The royal authority, otherwise the ruling power over a country, can decide how to rule the country. During the period between the seventeenth and eighteenth centuries, historians label this period as the "Age of Absolutism" in the Discovering the Western Past on page 38. Absolutism is defined as by www.dictionary.com as "A political theory holding that all power should be vested in one ruler or other authority". That means that one person, as in the King, has all or absolute power over something and in this application, it applies to the 17th century European countries. Absolutism is based from the ideas of religious beliefs and the absolute power invested in a prince/king. As long as the rules of God are not broken, political powers have the right to do anything under the name of God.
At first, there were problems with the idea of Absolutism. First, the nobles that had previously had power in the government didn't want to give that up. Nobles controlled the military armies and served as the judges of the great law courts as said in the Discovering the Western Past on page 39. Another problem was the Protestant minority with their own pesky army. Also, if the country were to be ruled under one absolute ruler, a problem would be that the country is spilt up into many provinces with different customs and dialects.

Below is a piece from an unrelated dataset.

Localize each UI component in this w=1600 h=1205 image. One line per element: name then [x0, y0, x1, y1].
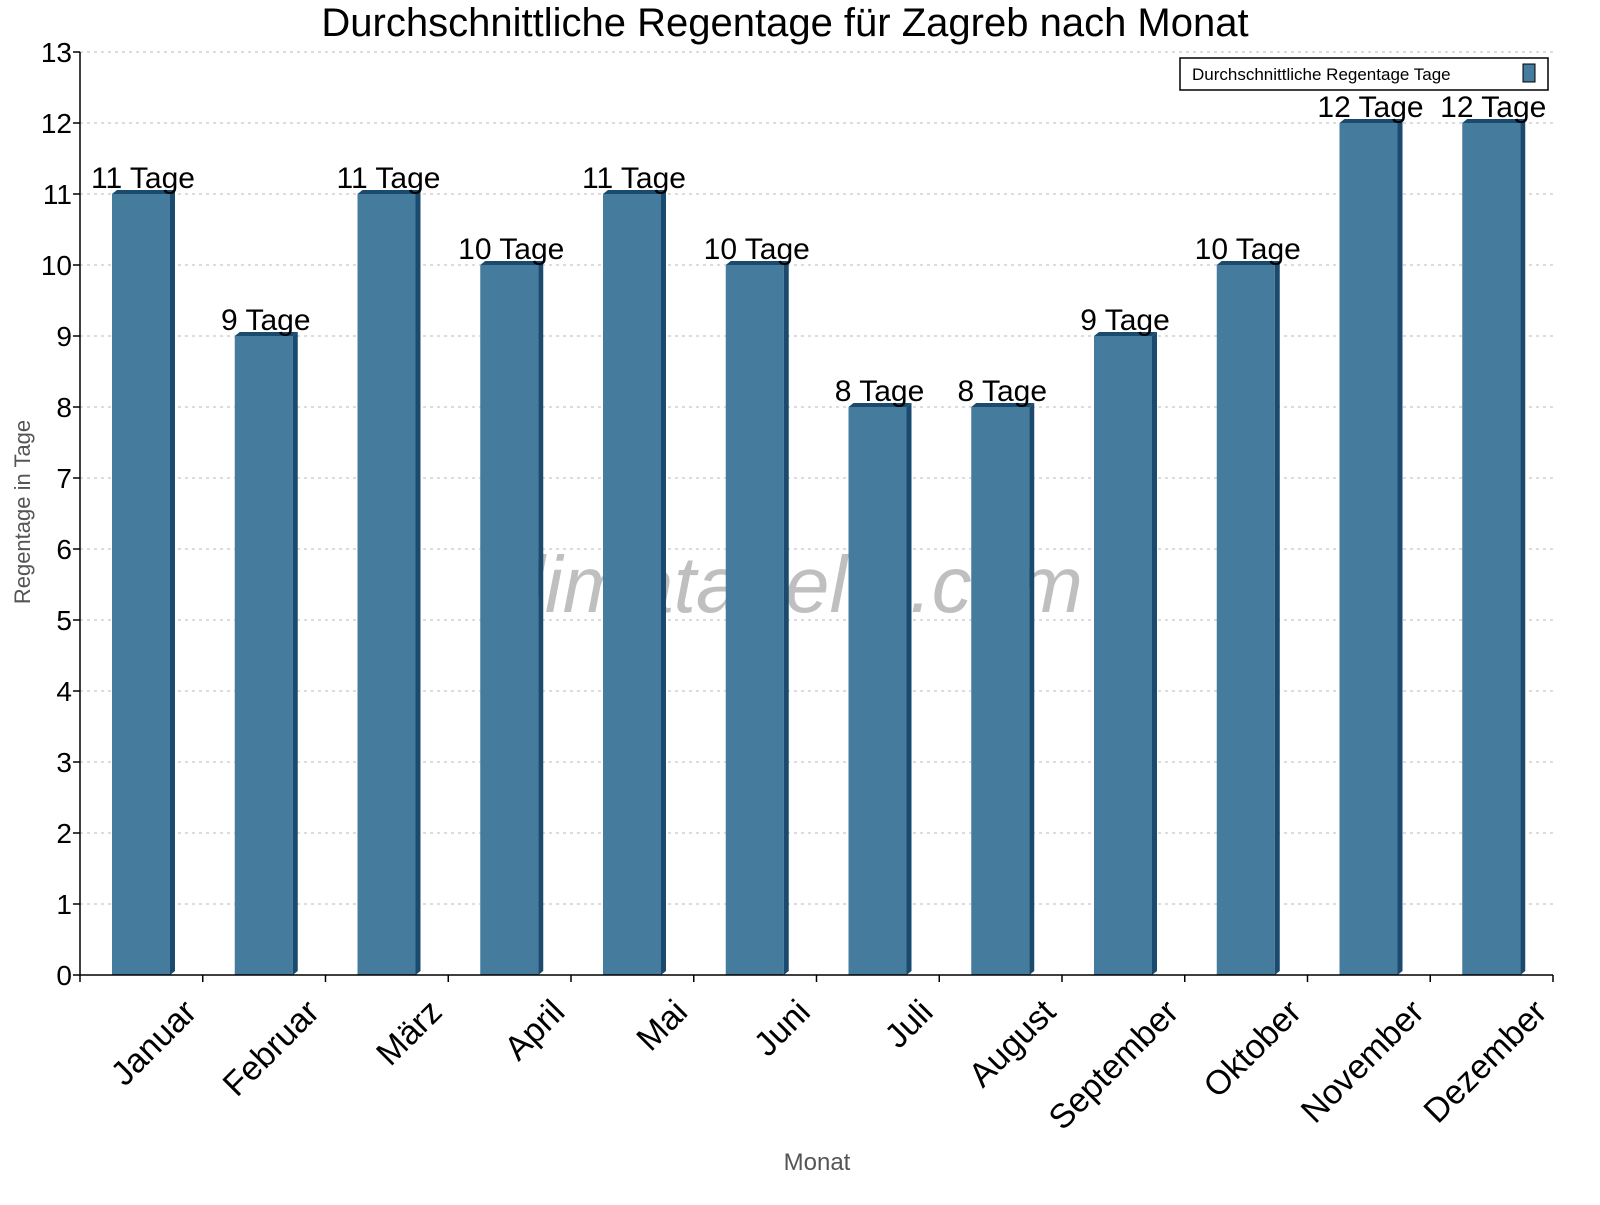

In The Six Books of the Republic, Jean Bodin's theoretical basis for absolute royal authority is given. Jean believes that power is decided by who gives laws to whom. Jean says that "If the consent of superiors is required, then the prince is clearly a subject; if he must have the consent of equals, then others share his authority; if the consent of inferiors-the people or the senate-is necessary, then he lacks supreme authority" on page 46 in Discovering the Western Past. Laws are the way a certain person is determined to have more power than the next. "It comes forth in one moment at the order of him who has the power to command, and often in opposition to the desire and approval of those whom it governs.